Planning a Bourbon Trail Trip
Paired with today’s: Kentucky Bourbon Festival 2026 VIP early-bird close tonight and Eddie Russell’s Rickhouse K Flavor Map sessions running this weekend — the two events in today’s window that turn a bourbon trip from a general visit into a structured access experience.
The Kentucky Bourbon Trail is two trails, and most first-timers take the wrong one. The official KDA trail covers the big names — the ones you’ve heard of, with polished visitor centers and easy parking. The Craft Trail covers 40 smaller producers where the experiences are less scripted and the bottles are more often distillery-exclusive.
Official trail standouts worth the time: Buffalo Trace (free tour, book 60 days out — hardest reservation on the Trail). Heaven Hill (best educational tour with proper tastings). Wild Turkey (less crowded, the Russell family is genuinely present — this weekend, Eddie Russell is personally leading a $125 Rickhouse K session that puts production variation in your glass in real time). Maker’s Mark (beautiful grounds, hand-dip your own bottle). Woodford Reserve (polished and premium).
Craft Trail standouts: Bardstown Bourbon Company (modern facility, restaurant on-site). Castle & Key (the most dramatic site on either trail — the original Old Taylor castle, restored). Wilderness Trail (microbiology-focused tour for production nerds). New Riff (Cincinnati-adjacent, highly transparent about sourcing).
Practical rules: stay in Bardstown or Louisville, not both. Three distilleries per day maximum — each tour runs 90 minutes plus drive time. Book 30 to 60 days out. The Bourbon Trail passport app tracks stamps for both trails and unlocks distillery-exclusive merchandise at completion tiers.

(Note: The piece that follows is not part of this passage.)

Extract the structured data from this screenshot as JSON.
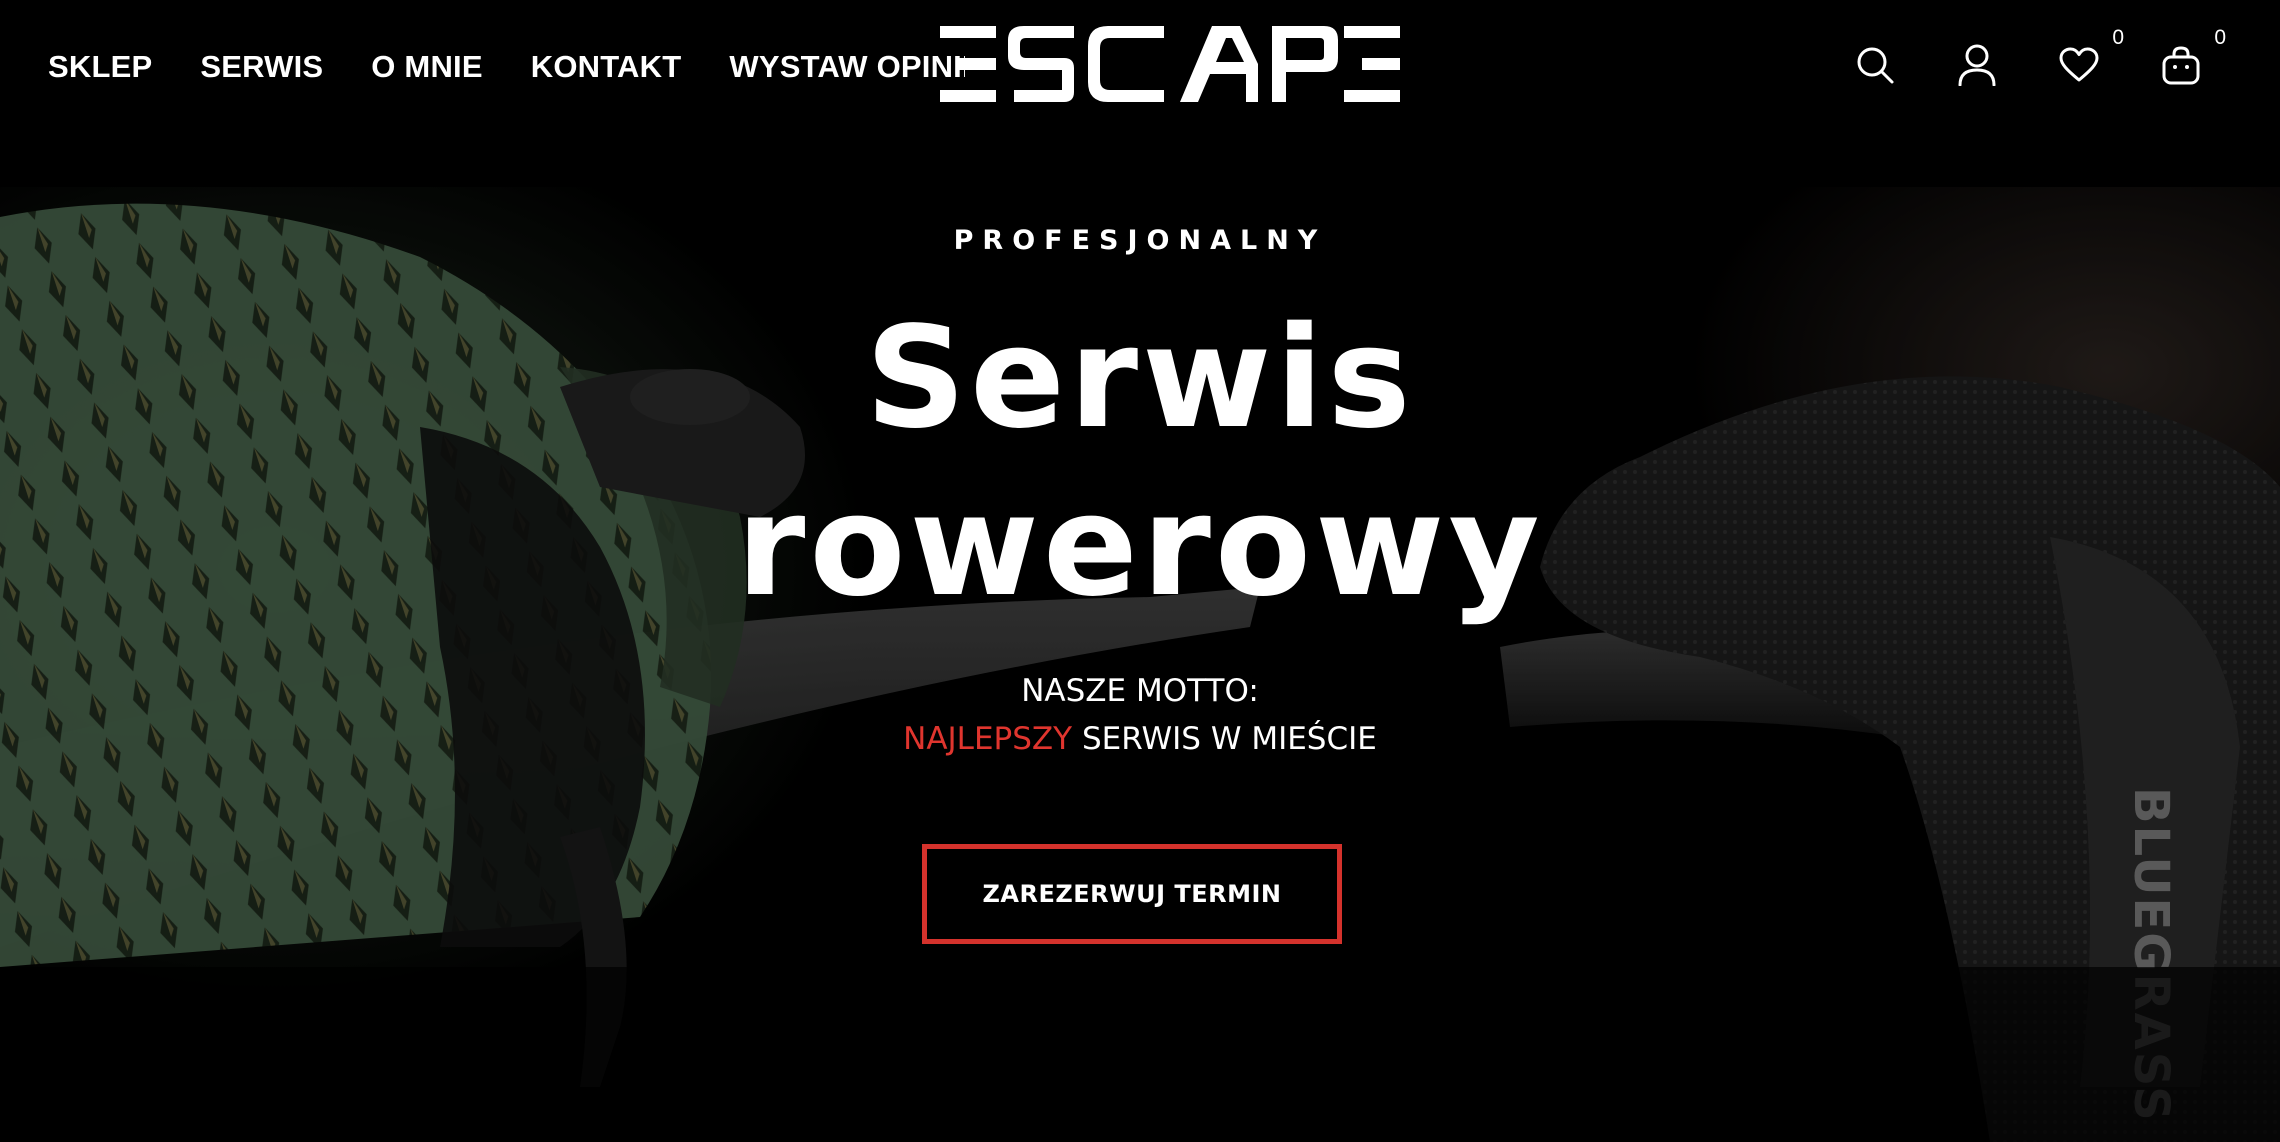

The Kentucky Bourbon Festival in September sits inside the Bourbon Trail planning window. It draws about 22,000 people and adds event-specific access on top of the standard visitor center programs — the two are complementary, not substitutes.
What this changes: The Bourbon Trail is a real trip. Plan it like one and you leave with stories. Show up without reservations and you’ll spend half the day in parking lots.
The Perfect Pour app — coming soon. For the full deep-dive on planning a Bourbon Trail trip — the complete official trail and Craft Tour directory, distillery booking mechanics, the insider order for first-time vs. return visitors, and the seasonal timing windows that align with major releases and festival access — get notified when the Perfect Pour app launches. Get notified when it launches →
A bottle under $60 that’s worth knowing about — one per edition.
Wild Turkey 101
$28–$32 Nationwide — available at virtually every liquor store, grocery-store spirits section, and Total Wine in all 50 states; one of the most widely distributed bourbons in America.
Flavor Profile —Rich and full on the nose with caramel, vanilla, and dried orange peel; the palate is bold and oily — classic Wild Turkey house character — with baking spice, toasted oak, and a dark cherry note through the mid-palate. The 101-proof bottling keeps the finish going well past 30 seconds, with warm leather and vanilla fading evenly.
Production Context —Wild Turkey 101 is distilled at the Lawrenceburg, Kentucky campus under Master Distiller Eddie Russell — the same rickhouse system behind today’s Flavor Map sessions demonstrating how position in the warehouse shapes what lands in the bottle. Wild Turkey enters its new-make spirit at a lower distillation proof than most major producers, which pulls more flavor compounds out of the grain before the barrel even starts its work. The 101 expression is not age-stated but typically runs 6 to 8 years.
Why This Matters —If Eddie Russell’s Rickhouse K program made you curious about what Wild Turkey production actually produces in a glass, this is where that curiosity costs $30 and takes 10 minutes.
Three bottles across three price tiers — what to buy, what to wait on, what to skip.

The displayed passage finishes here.